Bulldog Remodeling entered into the Denver scene and there was plenty of work right in their own neighborhood of Northwest Denver. “It was an old neighborhood and I rarely commuted because there was a lot of work in the neighborhood.” Bart remembers that it was a great education in old buildings and it launched him into his admiration and quest for building greener, more efficient structures. It was one of his busiest years ever and he recalls that in 2001/02, Jen and he started two businesses (a construction company and a retail store) and they bought their store property, put an addition on their Denver house, had their daughter, Ruby, and got Albert the pooch all in a 12-month period. “It was busy,” he understates but reasons, “We were young. That’s what you do at that age, you have unbound energy.”
He was certified in the Residential Energy Services Network (RESNET) and LEED (Leadership in Energy & Environmental Design.) “It was all about durability, occupant safety and energy. To build Energy Star homes you needed somebody to certify the home, and that would be a RESNET person.

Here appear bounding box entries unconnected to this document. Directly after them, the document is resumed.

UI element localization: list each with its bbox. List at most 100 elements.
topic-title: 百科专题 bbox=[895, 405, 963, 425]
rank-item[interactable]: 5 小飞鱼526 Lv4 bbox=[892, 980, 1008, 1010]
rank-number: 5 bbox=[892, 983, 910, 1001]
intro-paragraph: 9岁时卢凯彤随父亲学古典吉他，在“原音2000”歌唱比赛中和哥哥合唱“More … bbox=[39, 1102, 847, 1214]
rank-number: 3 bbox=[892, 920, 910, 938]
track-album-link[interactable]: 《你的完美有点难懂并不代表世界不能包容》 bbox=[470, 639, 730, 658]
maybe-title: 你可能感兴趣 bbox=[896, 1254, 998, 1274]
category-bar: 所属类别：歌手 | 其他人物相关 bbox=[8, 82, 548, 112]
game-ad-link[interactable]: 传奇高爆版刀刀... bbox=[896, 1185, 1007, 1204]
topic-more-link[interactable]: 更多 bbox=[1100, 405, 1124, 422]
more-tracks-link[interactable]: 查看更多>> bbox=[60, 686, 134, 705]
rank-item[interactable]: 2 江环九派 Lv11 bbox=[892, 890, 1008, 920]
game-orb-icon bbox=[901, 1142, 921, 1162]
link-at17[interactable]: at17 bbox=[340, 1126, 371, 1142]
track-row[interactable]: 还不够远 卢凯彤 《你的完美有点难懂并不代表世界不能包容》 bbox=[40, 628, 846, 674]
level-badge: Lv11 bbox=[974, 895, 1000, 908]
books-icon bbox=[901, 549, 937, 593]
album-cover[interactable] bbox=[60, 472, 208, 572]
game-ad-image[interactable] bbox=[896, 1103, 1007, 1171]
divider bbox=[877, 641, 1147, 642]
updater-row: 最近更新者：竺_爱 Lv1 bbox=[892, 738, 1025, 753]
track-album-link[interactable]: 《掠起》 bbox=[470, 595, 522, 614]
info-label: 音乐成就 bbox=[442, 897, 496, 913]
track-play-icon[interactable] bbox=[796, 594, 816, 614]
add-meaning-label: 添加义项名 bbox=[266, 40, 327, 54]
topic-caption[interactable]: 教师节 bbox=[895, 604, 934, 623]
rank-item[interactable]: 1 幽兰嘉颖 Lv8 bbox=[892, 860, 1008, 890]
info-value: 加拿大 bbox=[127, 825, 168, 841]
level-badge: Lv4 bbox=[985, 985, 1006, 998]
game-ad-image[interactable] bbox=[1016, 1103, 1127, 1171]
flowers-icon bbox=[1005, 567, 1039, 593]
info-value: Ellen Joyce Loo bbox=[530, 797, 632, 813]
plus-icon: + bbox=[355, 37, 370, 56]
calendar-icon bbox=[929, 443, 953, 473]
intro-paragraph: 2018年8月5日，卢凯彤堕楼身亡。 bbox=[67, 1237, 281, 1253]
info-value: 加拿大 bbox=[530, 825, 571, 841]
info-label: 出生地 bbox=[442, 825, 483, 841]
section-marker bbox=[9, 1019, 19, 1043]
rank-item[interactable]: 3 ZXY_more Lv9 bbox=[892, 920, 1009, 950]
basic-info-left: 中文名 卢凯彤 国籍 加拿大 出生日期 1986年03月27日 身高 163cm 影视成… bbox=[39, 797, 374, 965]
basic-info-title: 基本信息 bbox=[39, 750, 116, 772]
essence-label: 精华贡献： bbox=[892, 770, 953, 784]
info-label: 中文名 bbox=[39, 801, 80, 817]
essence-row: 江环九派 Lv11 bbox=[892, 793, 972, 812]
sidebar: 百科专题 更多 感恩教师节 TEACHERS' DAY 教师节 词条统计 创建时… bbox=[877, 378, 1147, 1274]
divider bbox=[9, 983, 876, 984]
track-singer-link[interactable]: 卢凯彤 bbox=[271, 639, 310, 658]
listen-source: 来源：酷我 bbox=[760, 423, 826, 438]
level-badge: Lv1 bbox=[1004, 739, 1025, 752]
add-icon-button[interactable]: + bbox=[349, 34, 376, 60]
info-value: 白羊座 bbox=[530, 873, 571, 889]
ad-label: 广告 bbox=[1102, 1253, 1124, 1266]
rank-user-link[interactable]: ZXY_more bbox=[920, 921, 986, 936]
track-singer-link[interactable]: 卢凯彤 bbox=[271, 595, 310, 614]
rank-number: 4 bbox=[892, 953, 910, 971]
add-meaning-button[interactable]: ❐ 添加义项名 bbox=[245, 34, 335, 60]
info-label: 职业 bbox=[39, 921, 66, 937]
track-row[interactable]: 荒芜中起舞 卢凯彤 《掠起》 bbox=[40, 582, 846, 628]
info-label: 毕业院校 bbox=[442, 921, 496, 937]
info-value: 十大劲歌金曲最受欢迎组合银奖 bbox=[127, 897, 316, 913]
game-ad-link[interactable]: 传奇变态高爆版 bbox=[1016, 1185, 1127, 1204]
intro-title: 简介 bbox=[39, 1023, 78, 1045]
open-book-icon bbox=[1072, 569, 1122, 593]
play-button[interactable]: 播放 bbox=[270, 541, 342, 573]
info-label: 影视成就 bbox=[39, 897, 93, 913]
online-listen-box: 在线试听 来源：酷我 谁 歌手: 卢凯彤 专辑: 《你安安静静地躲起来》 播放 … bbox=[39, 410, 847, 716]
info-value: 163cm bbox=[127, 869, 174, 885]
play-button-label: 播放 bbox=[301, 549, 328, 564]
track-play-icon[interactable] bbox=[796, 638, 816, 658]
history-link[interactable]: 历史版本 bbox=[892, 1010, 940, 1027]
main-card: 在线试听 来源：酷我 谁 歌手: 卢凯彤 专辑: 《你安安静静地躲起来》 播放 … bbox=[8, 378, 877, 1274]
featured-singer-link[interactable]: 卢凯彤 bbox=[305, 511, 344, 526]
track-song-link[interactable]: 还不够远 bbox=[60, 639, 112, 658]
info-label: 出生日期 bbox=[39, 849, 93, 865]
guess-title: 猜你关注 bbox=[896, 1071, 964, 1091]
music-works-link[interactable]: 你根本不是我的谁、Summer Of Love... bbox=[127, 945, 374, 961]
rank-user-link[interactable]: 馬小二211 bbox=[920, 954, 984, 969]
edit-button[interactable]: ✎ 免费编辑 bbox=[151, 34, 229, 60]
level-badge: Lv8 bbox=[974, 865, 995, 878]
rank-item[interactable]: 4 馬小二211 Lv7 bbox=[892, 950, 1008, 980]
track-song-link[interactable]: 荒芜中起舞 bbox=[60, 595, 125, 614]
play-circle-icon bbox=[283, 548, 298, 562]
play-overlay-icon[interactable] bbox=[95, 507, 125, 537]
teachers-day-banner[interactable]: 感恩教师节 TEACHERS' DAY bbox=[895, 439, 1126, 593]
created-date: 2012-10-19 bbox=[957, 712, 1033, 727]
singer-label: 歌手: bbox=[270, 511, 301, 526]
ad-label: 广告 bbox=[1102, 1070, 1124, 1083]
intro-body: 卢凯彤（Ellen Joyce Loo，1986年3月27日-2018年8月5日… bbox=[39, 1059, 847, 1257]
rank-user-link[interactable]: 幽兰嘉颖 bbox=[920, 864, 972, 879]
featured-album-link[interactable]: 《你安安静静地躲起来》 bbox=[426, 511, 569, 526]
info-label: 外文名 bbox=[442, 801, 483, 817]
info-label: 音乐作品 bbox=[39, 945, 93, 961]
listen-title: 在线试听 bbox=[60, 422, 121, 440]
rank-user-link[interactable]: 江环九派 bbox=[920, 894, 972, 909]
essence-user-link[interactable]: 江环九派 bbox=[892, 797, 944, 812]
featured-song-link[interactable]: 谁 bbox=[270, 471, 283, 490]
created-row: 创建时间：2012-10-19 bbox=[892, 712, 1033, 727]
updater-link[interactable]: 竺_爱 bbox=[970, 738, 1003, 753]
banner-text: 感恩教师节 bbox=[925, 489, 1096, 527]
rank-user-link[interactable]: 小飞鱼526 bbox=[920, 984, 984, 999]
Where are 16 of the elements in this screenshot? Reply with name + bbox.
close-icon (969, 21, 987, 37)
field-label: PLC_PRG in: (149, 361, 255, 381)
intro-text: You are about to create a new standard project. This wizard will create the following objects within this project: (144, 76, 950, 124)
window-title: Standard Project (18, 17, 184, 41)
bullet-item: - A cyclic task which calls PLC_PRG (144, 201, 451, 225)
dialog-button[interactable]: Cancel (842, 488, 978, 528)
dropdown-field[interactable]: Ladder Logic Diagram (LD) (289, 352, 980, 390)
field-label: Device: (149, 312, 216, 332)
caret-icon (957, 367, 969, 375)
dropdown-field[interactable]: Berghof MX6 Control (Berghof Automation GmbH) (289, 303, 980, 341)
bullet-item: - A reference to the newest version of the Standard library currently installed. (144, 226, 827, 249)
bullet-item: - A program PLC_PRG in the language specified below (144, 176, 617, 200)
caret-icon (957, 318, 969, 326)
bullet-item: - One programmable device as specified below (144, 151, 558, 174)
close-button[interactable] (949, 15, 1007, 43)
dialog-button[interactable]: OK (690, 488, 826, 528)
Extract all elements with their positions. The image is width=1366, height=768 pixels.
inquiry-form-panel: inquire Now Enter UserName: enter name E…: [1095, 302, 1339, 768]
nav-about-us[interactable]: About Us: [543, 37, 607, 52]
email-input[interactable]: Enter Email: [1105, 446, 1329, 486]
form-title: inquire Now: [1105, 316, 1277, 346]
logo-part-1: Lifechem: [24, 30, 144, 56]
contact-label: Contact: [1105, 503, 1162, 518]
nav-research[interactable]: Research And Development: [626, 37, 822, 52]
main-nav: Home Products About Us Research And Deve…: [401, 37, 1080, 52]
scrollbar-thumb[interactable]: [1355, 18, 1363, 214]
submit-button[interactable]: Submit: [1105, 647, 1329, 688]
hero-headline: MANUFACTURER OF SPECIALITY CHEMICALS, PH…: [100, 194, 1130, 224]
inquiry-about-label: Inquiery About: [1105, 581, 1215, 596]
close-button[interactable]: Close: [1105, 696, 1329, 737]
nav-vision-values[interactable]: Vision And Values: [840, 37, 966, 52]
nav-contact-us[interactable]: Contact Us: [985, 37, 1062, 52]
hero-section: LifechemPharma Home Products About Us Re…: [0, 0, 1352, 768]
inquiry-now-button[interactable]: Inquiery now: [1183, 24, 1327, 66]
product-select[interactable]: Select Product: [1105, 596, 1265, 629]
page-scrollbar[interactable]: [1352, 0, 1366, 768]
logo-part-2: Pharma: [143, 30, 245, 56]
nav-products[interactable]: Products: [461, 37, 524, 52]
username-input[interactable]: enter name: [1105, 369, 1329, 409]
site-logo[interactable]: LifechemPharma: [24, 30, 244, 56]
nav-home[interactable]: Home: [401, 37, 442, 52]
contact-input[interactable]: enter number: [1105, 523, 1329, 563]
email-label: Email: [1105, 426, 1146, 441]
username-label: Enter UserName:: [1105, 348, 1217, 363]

I got qualified to be the inspector in 2004. What it did was open up a world of immense knowledge in the building industry that at this point, ten years later in my lifetime, I will be able to comprehend a quarter of the knowledge out there when it comes to building science.”
Motivated by parenthood and wanting the Crested Butte kind of community to raise their daughter in, they returned in early 2005. Bart started teaching building science courses in special seminars and he began doing energy audits for the Office of Resource Efficiency (ORE). “I took over for Fritz and quickly learned that I knew absolutely nothing about doing energy audits,” he laughs. “It’s one thing to get trained in it and quite another to do it.”
By 2008, the bottom had fallen out of the market and Bart decided that commuting to Denver for work was more desirable than moving. “I had a lot of clients who really loved their old houses and wanted to stay in them and remodel. That’s what kept things going. In 2010 I was offered the job with ORE to run their Energy Smart program.”
Now he’s executive director at ORE, once again honing his skills and knowledge in sustainability, “Working for ORE is right up my alley as far as the mission goes.”
In whatever free time he has, he paints or goes biking, skiing, surfing, building furniture and playing music. “I started drumming in high school and played in several local bands [Daddy Likes Men, Uncle Daddy and the Mex Pistols]. I still play drums but being in the band is like the biggest dysfunctional family ever,” he laughs, but admits that when it does click, it’s phenomenal.
Very amicably divorced now, Bart emphasizes that he and Jen are definitely a team for their pre-teen daughter. “Ruby and I try to paint as much as possible together. We built a coffee table today…she did a lot of sanding. Some day I’d love to do artistic stuff from furniture to art paintings.”
“He’s also a very good dancer.” Ruby chirps in.
“I do yoga every morning at home. I’m really not a religious person at all. I believe we’re just balls of energy and energy itself can’t be created or destroyed, just transformed, so we’re just constantly in a state of transformation, everything,” Bart says.
But the energy that keeps him here in the valley is the people. “It’s the whole community. It’s hard to replace. There are a lot better places you can go to make more money but there’s a simplicity to this place that you can’t buy.”